FILLMORE — The worn wooden sign in front of the retirement home says it all.
"Please! Watch Out for Old Dogs!"
No insult intended. The 36 clients spending their golden years at this peaceful sanctuary lined with sycamores and rosebushes are old dogs.
Some are toothless, some are blind, most have a wobble in their walk. These dogs have outlived owners, or become too inconvenient to take care of.
They come from all over the nation and have vastly different backgrounds. There are pampered show dogs and beloved house mutts. Some were abused by their owners. Some came here as their owner's last wish.
Whatever their medical problems, they are one batch of lucky dogs, for they have landed in the only retirement home for canines in the western United States, the Humane Animal Rescue Team kennel set on five acres of a 26-acre avocado ranch.
This is a place where four-footed retirees can live out their final days with dignity, as repayment for years of companionship and loyalty.
"We have a tremendous amount of love and affection for these animals," said Jamie Pinn, executive director of the kennel, bending down to hold a dog's gray-whiskered face in her palms.
"There's a tenderness about it. You figure all those years of loyalty to someone."
Take Dusty, who could fill a doghouse with the trophies she won during her glory days on the show circuit. Although her coat has turned to silver and her bark sounds more like a cough, the pure-bred German shepherd still has the grace of a performer. When she is walked, she moves with the elegance of a canine used to hearing the thunder of applause.
"She walks beautifully, don't you think?" Pinn said. "As if she's back in the ring."
Most of the time, however, Dusty, 14, and her 15-year-old German shepherd companion, Otto, lie around a spacious kennel, basking in the sun. They were taken in 10 months ago when their North Hollywood owner was stricken with breast cancer.
The owner's younger sister learned about the kennel from a social worker and called Pinn. The owner was a German shepherd breeder and her home was filled with dogs.
Pinn visited the house and chose Dusty and Otto, who were the oldest.
"I never spoke to the woman herself," Pinn said. "But when I departed with Dusty and Otto, I heard her call out faintly from a back room, 'Thank you.' She died shortly afterward."
The kennel was founded in 1984 by Suzanne and Phillip Kane, lifelong dog lovers who saw a need in the West for a home for aging pets, which are the hardest to find homes for.
When they decided to establish the kennel, Suzanne Kane was working in the Ventura County Public Works Department and her husband was a physical science professor at Cal State Northridge. The Kanes converted a tennis court into kennels, and placed wooden doghouses in each.

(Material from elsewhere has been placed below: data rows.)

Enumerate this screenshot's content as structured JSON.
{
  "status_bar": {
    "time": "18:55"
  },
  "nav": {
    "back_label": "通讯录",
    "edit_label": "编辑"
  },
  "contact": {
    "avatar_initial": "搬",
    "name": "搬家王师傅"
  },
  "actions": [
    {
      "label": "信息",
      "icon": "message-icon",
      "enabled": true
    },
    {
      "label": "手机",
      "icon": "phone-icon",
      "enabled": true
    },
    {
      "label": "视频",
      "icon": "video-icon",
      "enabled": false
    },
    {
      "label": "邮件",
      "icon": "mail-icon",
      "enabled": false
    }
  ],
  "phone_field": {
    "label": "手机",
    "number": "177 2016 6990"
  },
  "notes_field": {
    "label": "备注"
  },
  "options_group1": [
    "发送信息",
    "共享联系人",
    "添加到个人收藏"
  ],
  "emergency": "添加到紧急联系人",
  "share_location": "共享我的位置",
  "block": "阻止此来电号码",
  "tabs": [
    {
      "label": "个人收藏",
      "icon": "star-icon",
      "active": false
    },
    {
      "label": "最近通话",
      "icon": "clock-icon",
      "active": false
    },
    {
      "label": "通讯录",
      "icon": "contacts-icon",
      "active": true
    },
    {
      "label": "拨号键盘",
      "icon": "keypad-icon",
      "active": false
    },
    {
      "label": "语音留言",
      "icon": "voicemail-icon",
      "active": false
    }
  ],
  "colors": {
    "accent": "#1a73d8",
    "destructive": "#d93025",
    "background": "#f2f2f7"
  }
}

Last year, the Kanes retired and moved to Northern California, selling the dog sanctuary to the H.A.R.T. Foundation.
Pinn, 52, a former public relations executive who once represented Tom Selleck, is one of six paid staff members. For the 1998-99 fiscal year, the foundation received $525,636 in donations and $26,105 in bequests. Total expenses came to $338,820.
About 30 local volunteers help feed, walk, bathe, and shower the dogs with affection.
"There are a lot of parallels between our place and some of the finest facilities for elderly people," Pinn said. "The nurturing, the activity level, the beautiful surroundings."
The sanctuary also puts out a small newspaper, Muttmatchers Messenger. Even though the 15-page paper is distributed only to animal clinics and shelters in Southern California, the publication has found its way to shelters in the South and Pacific Northwest. Two dogs have come from Oregon and Texas. Since it went on the Internet, the facility has been getting even more calls from around the country.
Board and care for each dog costs about $250 a month. Since the pets are elderly, they require extra care and visits to the vet. Some need medication daily.